KADIN ODAKLI PROJELERİN BEREKETİNE DENK GELDİM

Bundan sonra seni hangi proje ile göreceğiz, var mı yeni bir proje?

Yeni projeler kapıda. Okuyup çok heyecanlandığım bir sürü iş oldu. Hem TV hem sinema olarak kadın oyuncular için bir Altın Çağ’ın içindeyiz. Kadın kahramanların bütün hikayeyi sırtlayıp götürdüğü, tek başına devleştiği hikayeler ağırlıkta. Bu açıdan bu döneme denk geldiğim için kendimi çok şanslı hissediyorum. Kadın odaklı projelerin bereketine denk geldim. Size tam olarak ne yapacağımı söyleyemem ama seyirciyi şaşırtmak istediğimi bilmenizi isterim.

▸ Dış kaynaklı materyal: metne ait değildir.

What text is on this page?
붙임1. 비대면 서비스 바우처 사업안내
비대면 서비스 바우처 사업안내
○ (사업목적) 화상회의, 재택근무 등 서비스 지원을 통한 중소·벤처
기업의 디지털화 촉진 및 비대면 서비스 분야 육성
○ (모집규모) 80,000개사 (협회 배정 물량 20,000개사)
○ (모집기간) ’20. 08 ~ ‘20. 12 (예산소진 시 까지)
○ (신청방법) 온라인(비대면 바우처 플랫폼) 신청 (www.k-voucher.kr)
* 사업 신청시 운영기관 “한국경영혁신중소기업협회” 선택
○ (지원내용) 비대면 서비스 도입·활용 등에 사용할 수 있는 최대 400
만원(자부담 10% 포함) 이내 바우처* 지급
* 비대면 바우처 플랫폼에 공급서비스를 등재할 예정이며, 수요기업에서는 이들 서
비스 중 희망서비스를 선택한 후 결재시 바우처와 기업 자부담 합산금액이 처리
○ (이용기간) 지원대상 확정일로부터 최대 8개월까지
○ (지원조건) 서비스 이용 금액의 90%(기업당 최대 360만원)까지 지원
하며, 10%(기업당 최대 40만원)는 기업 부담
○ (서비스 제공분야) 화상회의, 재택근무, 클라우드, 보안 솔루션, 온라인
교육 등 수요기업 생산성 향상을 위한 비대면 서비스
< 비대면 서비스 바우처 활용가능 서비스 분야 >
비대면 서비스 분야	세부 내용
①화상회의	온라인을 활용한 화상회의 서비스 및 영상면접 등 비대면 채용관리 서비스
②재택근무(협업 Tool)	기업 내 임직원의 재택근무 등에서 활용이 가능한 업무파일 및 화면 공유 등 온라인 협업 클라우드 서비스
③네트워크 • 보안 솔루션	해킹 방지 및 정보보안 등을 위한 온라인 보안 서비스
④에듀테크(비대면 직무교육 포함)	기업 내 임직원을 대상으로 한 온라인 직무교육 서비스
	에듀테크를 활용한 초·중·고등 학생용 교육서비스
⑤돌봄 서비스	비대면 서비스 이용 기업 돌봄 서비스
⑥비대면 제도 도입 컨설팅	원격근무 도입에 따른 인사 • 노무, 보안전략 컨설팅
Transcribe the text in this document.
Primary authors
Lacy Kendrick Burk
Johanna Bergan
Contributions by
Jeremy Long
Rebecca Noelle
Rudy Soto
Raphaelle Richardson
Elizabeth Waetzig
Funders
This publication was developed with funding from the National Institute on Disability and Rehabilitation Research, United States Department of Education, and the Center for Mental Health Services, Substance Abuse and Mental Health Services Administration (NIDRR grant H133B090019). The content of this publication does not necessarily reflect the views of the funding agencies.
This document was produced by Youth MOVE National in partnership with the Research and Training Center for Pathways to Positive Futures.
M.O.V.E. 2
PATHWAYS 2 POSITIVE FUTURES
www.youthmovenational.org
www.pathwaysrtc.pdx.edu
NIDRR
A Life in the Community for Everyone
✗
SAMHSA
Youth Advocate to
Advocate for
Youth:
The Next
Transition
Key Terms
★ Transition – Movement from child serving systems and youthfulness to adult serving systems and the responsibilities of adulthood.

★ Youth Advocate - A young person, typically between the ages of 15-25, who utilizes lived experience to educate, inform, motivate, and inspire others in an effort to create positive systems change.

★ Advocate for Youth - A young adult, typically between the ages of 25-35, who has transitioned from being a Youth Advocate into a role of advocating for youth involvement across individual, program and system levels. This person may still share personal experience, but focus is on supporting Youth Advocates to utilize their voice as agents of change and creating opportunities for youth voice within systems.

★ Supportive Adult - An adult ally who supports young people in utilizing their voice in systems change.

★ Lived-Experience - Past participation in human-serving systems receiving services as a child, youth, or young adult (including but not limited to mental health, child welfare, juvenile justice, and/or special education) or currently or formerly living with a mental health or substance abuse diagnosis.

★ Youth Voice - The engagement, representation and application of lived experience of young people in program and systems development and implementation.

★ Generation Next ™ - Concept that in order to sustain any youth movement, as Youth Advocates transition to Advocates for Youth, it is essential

Her role girme gibi bir yeteneğin var, sence nasıl başarıyorsun?

Hepsinde kendimden bir parça bulup o parçayı büyütüyorum. “Her role giriyorsun” biraz fazla iddialı olabilir, çünkü bazen bir proje okuyup o karakterde kendimi göremeyip teşekkür ediyorum. Karakterle bir bağ kuramıyorum, onda kendimden bir parça bulmak çok zor oluyor, tutunacak dalım olmuyor bu anlamda. Yani her role giremiyorum ama yaptığım her ne ise onu gerçek kılmayı başarıyorum çoğu zaman. O da işte, aslında kendimde var olan bir şeyi egzajere etmekten, büyütmekten geçiyor.

Oyunculuğa nasıl başladın?

Hayallerimin peşinden gittim diyelim kısaca. Annem, bütün soyumuz doktor olduğu için doktorluğa merak salmamı istemiyordu, beni çok küçük yaşlardan beri sanata yönlendirdi. Piyanoydu, baleydi, resim kursuydu derken bir baktım ki ben “hareketli resim” okumak istiyorum. Sinema TV bölümünü seçtim Marmara Üniversitesi Güzel Sanatlar’da. Kamera arkasına yönelik eğitim alırken aynı zamanda Şahika Tekand Stüdyo Oyuncuları’nda oyunculuk derslerine gidip gelmeye başladım. Sonrası çorap söküğü gibi geldi işte…

Aşk denince ilk aklına gelen kelime nedir?

Cesaret. Korkaklar aşık olmazlar. Bir de tek taraflı cesaret olmaz. Aşkın olabilmesi için her iki kişinin de birbirlerine doğru cesaretle yürümesi gerekir.

En sevdiğin aşk filmi ve çift kim?

Köprü üstü aşıkları. Denis Lavant ve Juliette Binoche’un oynadığı; Alex ve Michele.

Oyuncular arasında aşk uzun sürmez gibi bir fikir vardır sence bu doğru mu?

Yıllardır evli, mutlu, çocuklu olan bir sürü oyuncu çift sayabilirim size. Bu sadece doğru insanı doğru zamanda bulmakla ilgili.

Seni en çok ne sinirlendirir?

Yalan söylenmesi. Yalanın her türlüsü, pembesi, beyazı, kırmızısı. Yalanı affetmem.

SPORSUZ KALAMIYORUM 

Bu kadar ince ve zarif olmak genetik mi?

Sanırım genetik. Annem de çok ince bir kadın. Ailede kilolu kimse yok. Ama ben sporsuz da pek kalmıyorum. Kendimi hep güçlü tutmaya çalışıyorum.

En çok canlandırmayı istediğin karakter veya tarihi kişi kim?

Mata Hari’yi canlandırmak isterdim. Dansöz, casus. İdama götürülürken bir cesaret örneği göstererek gözlerini bağlatmıyor. Kurşuna dizilerek öldürülüyor. Yaşamında her şey var, tehlike, risk, ihtiras, tutku, cesaret, macera, başkaldırı, şehvet, cazibe… İnanılmaz bir kişilik.